La industria de la narrativa tiene una cúspide a la que todos quieren llegar: los videojuegos. Después de años tratados como mercancía de segunda clase, divertimento infantil o excusas para no leer (curiosamente, hace poco leí un estudio que establecía que los jóvenes que más leen son, también, aficionados a los videojuegos; no digo ná), los herederos del Donkey Kong han conquistado el tope de la cadena alimenticia convirtiéndose en los depredadores absolutos de la manada. La industria del entretenimiento (cine, música, lectura) mira con envidia a un sector que ya no es potestad del adolescente, lo es de toda la familia.

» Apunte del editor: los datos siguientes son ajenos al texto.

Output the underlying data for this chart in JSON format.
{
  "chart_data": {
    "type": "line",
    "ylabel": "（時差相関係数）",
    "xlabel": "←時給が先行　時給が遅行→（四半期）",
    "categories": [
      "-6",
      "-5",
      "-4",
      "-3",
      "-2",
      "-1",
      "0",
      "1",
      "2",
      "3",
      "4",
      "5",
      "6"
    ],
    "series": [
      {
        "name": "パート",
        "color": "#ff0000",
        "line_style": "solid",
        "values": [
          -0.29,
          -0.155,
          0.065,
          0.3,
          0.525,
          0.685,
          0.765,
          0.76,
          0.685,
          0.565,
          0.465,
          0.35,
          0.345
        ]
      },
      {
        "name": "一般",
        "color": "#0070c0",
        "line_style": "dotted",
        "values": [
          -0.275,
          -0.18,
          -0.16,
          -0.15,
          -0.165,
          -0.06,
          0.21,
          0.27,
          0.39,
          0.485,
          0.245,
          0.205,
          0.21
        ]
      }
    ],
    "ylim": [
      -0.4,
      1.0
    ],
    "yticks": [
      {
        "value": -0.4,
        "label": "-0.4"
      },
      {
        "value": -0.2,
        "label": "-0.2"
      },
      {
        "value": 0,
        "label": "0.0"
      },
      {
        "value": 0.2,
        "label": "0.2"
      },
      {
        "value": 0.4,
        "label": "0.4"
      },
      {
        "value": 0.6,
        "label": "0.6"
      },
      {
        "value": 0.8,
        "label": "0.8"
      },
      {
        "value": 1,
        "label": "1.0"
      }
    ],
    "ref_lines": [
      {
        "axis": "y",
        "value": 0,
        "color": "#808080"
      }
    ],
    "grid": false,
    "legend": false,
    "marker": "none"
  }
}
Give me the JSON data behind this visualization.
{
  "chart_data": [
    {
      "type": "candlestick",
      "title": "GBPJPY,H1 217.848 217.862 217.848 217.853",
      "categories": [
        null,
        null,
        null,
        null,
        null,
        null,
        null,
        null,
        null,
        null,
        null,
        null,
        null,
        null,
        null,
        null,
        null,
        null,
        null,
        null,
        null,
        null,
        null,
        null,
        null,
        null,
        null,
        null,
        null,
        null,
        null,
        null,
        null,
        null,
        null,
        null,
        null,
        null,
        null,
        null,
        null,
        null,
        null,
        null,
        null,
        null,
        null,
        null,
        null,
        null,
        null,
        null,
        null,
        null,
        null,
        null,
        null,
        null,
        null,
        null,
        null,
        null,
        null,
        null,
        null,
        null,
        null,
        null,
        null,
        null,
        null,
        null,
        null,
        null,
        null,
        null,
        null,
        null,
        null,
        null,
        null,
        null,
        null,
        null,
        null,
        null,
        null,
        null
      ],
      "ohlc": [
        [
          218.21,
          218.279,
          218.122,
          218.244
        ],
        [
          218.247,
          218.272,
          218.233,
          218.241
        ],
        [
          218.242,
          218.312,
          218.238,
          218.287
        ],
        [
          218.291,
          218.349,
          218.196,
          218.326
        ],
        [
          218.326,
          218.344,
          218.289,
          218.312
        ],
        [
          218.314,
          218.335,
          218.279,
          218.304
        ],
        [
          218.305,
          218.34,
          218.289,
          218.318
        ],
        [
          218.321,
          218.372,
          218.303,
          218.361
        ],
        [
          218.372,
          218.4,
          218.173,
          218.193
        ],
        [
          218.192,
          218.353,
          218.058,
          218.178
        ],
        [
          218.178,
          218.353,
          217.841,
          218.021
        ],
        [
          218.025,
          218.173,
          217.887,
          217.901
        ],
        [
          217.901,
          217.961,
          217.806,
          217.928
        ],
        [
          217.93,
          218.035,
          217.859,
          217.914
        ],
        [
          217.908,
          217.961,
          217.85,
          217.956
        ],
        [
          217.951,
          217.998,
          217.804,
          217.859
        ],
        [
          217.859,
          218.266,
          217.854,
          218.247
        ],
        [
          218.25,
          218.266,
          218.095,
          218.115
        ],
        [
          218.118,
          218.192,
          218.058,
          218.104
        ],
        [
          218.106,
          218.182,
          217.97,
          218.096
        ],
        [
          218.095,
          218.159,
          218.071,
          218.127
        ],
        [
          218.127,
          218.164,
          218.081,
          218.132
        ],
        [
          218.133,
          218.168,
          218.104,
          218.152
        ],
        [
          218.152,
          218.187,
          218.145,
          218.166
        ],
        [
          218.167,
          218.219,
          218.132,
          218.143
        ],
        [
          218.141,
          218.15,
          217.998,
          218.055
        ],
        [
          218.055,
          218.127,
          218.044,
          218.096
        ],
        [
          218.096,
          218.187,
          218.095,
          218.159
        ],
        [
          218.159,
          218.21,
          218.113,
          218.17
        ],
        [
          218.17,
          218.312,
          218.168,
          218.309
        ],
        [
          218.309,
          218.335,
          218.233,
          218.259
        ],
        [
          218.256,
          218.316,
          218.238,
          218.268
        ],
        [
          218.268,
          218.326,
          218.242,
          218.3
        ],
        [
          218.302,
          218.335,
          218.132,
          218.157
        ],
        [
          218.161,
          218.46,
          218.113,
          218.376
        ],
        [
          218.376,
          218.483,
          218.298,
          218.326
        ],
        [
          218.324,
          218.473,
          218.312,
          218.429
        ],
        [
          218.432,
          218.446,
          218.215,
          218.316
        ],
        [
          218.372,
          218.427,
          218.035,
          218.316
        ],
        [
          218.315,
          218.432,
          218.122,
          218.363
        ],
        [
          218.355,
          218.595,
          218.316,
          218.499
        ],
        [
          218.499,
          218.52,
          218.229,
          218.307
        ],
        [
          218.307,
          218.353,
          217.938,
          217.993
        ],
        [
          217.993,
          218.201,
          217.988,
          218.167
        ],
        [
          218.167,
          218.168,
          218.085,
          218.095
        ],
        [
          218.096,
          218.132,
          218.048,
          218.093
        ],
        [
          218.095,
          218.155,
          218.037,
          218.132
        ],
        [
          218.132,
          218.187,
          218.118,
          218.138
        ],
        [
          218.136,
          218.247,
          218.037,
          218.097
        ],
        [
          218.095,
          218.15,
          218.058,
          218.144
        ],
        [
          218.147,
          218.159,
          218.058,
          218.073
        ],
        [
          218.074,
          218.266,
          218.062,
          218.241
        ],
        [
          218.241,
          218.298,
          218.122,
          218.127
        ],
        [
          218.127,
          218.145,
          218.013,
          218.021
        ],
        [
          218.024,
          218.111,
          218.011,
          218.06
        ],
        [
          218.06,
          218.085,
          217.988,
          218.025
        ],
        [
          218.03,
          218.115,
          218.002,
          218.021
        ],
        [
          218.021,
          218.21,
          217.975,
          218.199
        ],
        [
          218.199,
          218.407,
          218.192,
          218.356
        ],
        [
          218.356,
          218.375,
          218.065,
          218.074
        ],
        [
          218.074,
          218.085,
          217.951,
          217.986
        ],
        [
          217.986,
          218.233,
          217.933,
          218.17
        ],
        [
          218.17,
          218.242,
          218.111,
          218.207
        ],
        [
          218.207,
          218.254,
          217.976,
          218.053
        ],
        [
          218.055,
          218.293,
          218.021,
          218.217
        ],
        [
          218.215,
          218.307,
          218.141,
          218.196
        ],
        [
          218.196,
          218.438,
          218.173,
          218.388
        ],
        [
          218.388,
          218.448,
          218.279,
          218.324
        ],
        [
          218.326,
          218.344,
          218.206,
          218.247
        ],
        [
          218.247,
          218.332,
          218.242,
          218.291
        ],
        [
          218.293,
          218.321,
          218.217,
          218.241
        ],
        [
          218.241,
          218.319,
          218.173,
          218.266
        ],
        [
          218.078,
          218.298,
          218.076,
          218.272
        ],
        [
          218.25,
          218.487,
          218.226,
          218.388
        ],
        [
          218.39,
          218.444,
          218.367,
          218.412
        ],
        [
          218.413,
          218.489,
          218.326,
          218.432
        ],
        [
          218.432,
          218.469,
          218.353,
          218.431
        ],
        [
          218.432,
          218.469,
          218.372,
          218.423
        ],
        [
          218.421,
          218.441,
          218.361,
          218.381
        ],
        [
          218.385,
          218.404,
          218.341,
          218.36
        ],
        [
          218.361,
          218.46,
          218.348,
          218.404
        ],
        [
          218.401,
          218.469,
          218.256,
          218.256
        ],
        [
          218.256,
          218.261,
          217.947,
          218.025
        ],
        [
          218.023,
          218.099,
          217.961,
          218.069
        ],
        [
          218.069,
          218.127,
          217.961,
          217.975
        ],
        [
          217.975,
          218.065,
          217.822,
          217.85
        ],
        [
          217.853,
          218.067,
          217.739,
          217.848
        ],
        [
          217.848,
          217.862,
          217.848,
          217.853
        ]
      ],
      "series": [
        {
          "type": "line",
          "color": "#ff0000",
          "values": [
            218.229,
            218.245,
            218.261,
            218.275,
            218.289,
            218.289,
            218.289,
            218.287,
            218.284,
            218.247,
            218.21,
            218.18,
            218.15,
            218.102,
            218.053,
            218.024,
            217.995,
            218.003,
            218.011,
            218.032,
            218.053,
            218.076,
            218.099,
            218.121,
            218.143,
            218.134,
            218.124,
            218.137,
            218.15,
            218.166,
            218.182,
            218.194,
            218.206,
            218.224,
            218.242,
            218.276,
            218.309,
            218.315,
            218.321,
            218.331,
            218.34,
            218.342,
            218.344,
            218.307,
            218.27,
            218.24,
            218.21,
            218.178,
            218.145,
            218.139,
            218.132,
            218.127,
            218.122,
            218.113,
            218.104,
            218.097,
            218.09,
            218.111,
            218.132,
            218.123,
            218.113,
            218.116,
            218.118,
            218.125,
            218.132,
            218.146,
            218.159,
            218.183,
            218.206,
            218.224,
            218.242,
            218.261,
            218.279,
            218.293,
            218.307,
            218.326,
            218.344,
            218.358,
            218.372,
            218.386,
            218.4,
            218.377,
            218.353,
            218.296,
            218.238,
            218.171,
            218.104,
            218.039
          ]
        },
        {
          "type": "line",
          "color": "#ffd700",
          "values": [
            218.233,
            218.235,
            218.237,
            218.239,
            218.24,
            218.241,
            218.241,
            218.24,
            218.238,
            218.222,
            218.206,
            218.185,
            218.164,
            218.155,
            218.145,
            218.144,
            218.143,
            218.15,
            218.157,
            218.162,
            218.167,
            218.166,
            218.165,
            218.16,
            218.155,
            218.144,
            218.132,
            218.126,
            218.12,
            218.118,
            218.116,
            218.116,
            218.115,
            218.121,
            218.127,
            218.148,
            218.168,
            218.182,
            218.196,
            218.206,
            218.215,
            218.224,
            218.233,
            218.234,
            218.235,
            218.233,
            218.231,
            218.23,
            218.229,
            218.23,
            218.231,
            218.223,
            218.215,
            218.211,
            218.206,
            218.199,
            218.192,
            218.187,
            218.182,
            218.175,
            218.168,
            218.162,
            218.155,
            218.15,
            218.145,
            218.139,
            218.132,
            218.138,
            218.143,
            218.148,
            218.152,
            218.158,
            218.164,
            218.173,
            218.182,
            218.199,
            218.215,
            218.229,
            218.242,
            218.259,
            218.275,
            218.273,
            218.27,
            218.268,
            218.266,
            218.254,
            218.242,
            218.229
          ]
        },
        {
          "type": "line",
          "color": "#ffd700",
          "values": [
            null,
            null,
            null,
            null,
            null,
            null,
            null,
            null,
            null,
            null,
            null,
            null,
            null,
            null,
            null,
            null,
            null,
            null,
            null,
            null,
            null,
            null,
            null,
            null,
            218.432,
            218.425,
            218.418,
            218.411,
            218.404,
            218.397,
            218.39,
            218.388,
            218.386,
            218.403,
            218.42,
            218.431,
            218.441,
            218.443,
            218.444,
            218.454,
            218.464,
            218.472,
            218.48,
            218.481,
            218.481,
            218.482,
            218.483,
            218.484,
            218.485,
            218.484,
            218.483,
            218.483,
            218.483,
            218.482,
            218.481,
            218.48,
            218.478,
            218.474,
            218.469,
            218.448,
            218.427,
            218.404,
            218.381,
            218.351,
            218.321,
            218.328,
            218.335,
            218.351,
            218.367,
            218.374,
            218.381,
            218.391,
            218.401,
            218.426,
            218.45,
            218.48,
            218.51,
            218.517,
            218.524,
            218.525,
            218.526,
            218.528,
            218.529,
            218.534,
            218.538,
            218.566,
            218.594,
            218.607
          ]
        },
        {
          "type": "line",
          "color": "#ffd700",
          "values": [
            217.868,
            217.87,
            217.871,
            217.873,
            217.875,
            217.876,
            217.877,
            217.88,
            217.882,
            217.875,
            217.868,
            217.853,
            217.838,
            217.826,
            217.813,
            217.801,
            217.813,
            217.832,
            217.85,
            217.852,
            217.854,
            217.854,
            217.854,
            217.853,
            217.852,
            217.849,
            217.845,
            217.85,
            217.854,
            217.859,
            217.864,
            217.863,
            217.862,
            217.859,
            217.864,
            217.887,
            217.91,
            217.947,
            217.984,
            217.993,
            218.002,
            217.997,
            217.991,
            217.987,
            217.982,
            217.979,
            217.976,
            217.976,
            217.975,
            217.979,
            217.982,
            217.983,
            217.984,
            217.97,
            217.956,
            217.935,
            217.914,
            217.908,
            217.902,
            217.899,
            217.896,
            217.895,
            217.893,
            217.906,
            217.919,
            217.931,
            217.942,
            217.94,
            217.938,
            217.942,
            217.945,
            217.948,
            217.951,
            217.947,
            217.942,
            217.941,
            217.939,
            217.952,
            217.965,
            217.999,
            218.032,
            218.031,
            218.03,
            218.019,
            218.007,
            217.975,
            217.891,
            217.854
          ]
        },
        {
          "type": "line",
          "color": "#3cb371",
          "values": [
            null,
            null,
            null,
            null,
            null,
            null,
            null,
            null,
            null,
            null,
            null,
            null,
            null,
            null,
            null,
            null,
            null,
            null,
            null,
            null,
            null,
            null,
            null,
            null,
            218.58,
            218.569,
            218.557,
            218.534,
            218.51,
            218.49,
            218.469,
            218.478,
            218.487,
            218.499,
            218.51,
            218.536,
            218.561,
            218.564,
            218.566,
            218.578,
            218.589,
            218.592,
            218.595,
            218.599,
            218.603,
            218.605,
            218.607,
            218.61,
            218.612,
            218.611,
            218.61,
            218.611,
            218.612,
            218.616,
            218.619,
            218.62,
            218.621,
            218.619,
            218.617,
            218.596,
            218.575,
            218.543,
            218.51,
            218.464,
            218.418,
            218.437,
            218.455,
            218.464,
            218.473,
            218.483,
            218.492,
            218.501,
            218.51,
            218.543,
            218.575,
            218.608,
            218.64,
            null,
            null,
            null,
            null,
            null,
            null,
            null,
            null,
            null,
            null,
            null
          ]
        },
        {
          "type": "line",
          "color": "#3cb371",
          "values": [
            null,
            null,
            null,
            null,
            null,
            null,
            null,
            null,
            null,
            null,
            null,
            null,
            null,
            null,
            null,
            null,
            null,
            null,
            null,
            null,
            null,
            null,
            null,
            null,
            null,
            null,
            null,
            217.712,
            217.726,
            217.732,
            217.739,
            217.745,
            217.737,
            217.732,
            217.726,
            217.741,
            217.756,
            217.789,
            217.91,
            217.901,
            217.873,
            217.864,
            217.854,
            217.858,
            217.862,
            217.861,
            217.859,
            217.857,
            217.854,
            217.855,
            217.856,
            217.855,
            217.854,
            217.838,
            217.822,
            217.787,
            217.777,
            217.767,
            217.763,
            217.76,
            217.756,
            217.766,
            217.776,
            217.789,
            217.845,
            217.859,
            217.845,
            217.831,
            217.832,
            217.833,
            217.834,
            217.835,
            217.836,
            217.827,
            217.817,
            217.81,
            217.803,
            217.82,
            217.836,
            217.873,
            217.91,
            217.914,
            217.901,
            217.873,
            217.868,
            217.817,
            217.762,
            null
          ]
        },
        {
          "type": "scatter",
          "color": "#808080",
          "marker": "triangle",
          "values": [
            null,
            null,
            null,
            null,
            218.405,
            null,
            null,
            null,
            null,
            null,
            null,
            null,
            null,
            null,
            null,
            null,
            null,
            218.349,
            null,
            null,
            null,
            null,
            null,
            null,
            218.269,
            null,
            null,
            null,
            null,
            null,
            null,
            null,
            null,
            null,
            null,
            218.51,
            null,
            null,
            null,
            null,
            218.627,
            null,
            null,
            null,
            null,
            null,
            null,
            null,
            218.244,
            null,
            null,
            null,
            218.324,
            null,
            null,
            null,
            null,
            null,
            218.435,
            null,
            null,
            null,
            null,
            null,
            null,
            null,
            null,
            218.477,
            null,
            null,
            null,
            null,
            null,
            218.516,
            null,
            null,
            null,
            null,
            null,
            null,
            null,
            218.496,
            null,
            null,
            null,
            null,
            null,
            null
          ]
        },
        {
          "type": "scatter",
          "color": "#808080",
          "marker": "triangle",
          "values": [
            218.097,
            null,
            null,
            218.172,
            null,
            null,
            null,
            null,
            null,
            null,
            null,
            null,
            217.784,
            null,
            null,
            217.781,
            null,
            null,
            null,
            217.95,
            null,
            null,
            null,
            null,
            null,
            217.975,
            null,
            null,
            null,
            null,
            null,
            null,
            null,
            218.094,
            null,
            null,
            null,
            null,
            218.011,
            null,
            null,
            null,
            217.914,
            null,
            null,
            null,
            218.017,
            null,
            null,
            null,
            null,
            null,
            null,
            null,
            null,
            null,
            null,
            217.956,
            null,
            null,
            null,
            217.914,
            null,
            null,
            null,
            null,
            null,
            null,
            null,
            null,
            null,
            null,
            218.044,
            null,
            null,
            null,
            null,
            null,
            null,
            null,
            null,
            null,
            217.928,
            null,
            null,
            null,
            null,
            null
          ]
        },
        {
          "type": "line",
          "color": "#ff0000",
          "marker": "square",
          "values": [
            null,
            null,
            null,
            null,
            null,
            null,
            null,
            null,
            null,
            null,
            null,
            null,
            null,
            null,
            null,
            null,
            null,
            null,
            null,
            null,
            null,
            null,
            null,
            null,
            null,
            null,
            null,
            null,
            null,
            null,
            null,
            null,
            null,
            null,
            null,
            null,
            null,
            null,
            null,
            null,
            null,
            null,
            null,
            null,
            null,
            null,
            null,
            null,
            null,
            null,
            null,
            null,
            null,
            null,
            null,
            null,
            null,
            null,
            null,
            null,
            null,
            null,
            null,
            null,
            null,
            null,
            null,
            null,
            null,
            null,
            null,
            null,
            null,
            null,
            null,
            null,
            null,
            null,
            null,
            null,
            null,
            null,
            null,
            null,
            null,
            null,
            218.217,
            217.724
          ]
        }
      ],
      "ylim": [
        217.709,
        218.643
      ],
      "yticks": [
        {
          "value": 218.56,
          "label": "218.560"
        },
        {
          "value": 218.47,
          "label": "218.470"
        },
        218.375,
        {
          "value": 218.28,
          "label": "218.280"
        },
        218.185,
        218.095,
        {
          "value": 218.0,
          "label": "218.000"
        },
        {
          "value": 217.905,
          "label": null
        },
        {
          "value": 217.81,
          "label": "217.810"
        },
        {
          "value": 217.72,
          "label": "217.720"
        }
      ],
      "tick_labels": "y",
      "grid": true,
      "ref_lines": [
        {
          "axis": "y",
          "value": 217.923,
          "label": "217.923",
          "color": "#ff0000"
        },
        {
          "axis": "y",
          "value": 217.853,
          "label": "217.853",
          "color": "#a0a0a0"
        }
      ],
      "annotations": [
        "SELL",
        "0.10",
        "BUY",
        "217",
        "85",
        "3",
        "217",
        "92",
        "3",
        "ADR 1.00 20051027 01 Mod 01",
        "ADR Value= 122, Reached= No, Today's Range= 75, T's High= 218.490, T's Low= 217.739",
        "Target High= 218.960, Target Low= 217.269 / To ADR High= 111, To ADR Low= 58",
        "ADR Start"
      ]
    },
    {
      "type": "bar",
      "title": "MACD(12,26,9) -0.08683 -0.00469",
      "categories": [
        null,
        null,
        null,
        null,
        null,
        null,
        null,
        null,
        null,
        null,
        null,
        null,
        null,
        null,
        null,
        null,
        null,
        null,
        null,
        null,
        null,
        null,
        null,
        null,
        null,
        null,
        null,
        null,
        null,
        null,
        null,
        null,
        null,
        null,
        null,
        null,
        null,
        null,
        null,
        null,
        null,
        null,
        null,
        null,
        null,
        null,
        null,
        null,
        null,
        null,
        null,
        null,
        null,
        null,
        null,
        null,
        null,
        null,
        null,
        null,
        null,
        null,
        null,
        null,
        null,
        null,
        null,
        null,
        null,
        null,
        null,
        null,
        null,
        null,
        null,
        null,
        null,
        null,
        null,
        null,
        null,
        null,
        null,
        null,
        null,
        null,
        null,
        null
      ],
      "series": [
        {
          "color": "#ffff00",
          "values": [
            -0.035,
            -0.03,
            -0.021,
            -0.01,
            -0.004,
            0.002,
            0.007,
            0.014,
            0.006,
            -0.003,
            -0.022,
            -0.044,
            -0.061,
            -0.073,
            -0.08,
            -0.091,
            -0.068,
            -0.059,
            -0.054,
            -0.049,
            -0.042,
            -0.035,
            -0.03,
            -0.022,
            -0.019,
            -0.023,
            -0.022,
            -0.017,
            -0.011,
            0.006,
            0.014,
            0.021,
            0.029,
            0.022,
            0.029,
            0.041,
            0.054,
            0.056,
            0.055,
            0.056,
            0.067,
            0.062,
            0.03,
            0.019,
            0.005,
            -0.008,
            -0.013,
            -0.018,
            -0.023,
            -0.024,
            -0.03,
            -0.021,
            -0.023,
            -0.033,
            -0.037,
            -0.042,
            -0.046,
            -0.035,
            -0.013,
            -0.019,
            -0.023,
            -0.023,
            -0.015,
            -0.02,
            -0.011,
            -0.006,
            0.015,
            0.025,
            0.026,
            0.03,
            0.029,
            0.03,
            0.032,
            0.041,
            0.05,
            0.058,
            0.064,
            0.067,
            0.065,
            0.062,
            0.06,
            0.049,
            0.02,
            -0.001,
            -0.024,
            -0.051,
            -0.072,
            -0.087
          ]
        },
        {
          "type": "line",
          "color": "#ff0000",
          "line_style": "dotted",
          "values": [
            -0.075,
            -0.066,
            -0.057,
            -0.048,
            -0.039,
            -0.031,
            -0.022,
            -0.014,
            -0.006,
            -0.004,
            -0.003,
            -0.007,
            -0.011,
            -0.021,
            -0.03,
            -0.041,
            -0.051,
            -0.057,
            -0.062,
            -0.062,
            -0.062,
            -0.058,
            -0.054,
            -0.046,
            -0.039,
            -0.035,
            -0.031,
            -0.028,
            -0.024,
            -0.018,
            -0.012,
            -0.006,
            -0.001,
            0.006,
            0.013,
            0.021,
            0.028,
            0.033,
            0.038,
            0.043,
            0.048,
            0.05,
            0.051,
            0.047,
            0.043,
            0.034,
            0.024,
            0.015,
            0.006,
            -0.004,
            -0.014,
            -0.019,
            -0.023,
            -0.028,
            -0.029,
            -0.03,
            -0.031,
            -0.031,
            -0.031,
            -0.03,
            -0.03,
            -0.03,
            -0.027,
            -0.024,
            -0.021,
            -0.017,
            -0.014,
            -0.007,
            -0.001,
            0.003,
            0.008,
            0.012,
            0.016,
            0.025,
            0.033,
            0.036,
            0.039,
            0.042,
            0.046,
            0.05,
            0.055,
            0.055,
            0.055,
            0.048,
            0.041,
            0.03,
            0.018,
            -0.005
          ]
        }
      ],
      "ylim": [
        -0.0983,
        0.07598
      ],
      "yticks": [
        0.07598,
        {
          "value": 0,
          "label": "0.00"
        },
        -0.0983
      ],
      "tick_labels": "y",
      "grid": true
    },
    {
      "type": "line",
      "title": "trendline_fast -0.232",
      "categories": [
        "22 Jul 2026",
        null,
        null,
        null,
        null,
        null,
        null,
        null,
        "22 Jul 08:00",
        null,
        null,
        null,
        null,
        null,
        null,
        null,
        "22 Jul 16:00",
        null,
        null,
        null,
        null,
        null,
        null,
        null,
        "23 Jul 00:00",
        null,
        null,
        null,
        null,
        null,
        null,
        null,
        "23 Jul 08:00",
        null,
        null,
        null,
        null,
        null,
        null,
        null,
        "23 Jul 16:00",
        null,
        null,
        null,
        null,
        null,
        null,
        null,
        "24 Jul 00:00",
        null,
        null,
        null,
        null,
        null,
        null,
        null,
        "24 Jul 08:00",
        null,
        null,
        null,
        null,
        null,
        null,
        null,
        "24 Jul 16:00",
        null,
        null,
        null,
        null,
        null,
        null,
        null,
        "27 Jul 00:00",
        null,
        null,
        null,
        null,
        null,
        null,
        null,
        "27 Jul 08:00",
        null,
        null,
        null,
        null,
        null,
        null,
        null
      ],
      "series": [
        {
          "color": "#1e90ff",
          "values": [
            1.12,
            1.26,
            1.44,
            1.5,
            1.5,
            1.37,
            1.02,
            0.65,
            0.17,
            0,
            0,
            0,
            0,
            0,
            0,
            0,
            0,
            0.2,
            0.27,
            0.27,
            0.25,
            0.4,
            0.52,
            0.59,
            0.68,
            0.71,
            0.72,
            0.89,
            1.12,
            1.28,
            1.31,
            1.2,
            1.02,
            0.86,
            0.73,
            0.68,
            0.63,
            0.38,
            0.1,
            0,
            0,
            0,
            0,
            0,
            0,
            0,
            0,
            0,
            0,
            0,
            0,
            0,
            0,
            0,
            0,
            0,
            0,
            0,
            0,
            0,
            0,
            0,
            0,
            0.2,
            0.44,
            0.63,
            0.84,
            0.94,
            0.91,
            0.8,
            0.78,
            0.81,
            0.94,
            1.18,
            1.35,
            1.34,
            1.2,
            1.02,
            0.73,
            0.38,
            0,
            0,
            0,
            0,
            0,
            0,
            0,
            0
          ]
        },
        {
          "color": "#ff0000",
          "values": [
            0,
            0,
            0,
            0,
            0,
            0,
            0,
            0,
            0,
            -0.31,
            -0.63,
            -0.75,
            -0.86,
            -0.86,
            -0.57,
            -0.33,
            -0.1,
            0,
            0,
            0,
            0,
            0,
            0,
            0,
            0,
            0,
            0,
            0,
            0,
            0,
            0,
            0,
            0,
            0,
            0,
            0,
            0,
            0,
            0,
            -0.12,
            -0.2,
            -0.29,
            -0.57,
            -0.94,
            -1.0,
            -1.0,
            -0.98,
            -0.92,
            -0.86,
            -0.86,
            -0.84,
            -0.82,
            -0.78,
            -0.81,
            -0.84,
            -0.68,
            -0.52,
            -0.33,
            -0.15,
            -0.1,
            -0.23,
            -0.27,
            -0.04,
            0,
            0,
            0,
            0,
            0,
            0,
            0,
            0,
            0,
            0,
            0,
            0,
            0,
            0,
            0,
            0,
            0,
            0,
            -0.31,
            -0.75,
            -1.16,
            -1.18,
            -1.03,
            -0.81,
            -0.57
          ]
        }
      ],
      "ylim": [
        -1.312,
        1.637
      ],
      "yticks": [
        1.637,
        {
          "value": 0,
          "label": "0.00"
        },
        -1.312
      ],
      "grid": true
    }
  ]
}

Estos días se celebra la feria E3, que, aunque sea un evento mundialmente seguido a través de Internet, aún no tiene la repercusión mediática que merece. Por hacer el símil con otros sectores, guarda la misma importancia que Los Oscar para el cine o la ‘Comic Con’ para el cómic. Es donde la industria muestra sus nuevas armas, los productos que vendrán esta temporada al mercado y, al fin, lo que ocupará las primeras líneas en las cartas a los Reyes Magos.
Siempre he sido un gran defensor del videojuego como arma narrativa. Negarlo sería como admitir que no se puede hacer periodismo en medio digital -un absurdo-. El único problema es que exigen dedicarles un tiempo que cada vez me cuesta más trabajo encontrar. En los últimos meses, he disfrutado con el maravilloso terror psicológico del ‘Alan Wake’ y estoy empezando a tratar con la peor calaña mafiosa del ‘L.A. Noire’. Puras joyas.
Está claro que con esto de los videojuegos hay posturas muy definidas, muy absolutas y, por lo general, muy inamovibles. Lo más probable es que si usted empezó con la Nintendo, la Super Nintendo, la Master System, la Megadrive, la Neo Geo, la Saturn, la Dreamcast, la Nintendo 64, la Psx o, qué se yo, con un ordenador Msx, sepa apreciar el arte que hay detrás de los píxeles. Sin más. Al contrario, si usted sólo ve ruido estridente y sigue llamándolos ‘navecitas’, ‘disparitos’ y ‘jueguecitos’, sepa algo: se queda atrás.